General information
- Type: Technology demonstrator
- Manufacturer: Alenia

= Alenia Aeronautica ITV =

The Alenia ITV is a technology demonstrator aircraft developed in Italy in the early 21st century. In the spring of 2003, Alenia Aeronautica of Italy unveiled a non-flying ground-test prototype of a half-scale unmanned combat aerial vehicle demonstrator, known as an "Integration Technology Vehicle (ITV)", with a flight prototype to follow. The ITV has a high-mounted wing with a sweep of 35 degrees; a vee tail; a Microturbo TRI60-5 turbojet, with 4.4 kN (450 kgp / 990 lbf) thrust, mounted on the back behind the wing; retractable tricycle landing gear; and metal construction.

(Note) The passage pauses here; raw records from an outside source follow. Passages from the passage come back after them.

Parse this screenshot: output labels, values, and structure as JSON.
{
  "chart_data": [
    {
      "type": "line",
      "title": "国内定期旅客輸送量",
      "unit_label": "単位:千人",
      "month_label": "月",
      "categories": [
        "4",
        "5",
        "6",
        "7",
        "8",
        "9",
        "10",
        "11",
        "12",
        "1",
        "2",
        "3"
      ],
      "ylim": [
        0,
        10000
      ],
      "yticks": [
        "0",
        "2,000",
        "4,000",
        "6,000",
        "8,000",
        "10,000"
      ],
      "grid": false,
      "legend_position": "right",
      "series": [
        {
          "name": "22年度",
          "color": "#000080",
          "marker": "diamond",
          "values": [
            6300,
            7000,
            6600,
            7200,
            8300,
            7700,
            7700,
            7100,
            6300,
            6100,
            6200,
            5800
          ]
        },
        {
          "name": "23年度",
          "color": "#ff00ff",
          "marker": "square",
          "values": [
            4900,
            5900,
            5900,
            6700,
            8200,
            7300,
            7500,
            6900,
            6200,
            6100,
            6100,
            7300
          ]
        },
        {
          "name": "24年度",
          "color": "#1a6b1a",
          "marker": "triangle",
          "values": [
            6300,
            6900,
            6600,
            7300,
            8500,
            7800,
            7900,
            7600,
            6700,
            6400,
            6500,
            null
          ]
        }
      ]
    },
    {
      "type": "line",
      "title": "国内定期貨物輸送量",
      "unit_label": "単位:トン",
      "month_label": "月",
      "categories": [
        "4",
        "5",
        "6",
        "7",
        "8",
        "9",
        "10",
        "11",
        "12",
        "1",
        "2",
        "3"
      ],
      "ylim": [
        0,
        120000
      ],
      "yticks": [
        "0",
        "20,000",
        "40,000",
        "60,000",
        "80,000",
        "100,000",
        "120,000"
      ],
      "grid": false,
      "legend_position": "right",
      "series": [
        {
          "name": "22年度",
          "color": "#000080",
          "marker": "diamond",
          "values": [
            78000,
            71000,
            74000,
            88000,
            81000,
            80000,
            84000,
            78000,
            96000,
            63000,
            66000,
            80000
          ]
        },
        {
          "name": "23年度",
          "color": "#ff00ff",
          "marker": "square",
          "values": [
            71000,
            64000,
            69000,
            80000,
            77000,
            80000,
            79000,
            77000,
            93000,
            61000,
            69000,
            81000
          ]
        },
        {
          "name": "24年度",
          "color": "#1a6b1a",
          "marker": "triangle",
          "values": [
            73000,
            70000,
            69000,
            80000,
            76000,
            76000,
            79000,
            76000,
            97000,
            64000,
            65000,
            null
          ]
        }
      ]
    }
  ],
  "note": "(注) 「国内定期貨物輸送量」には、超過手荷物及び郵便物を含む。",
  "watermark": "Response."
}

As the ITV designation suggests, this machine is strictly for technology development and risk reduction. A "real" Alenia Aeronautica UCAV will be at least twice as big, use a tailless delta configuration, and will be made mostly of composite materials. It will have a modular payload bay for carriage of smart weapons, SAR, or day-night EO sensors. Alenia Spazio, a sister organization in the Finnmeccia Group, will provide a satellite data link. Meteor is also part of the Finnmeccia group and there is likely some collaboration between Meteor and Alenia Aeronautica on UAV design.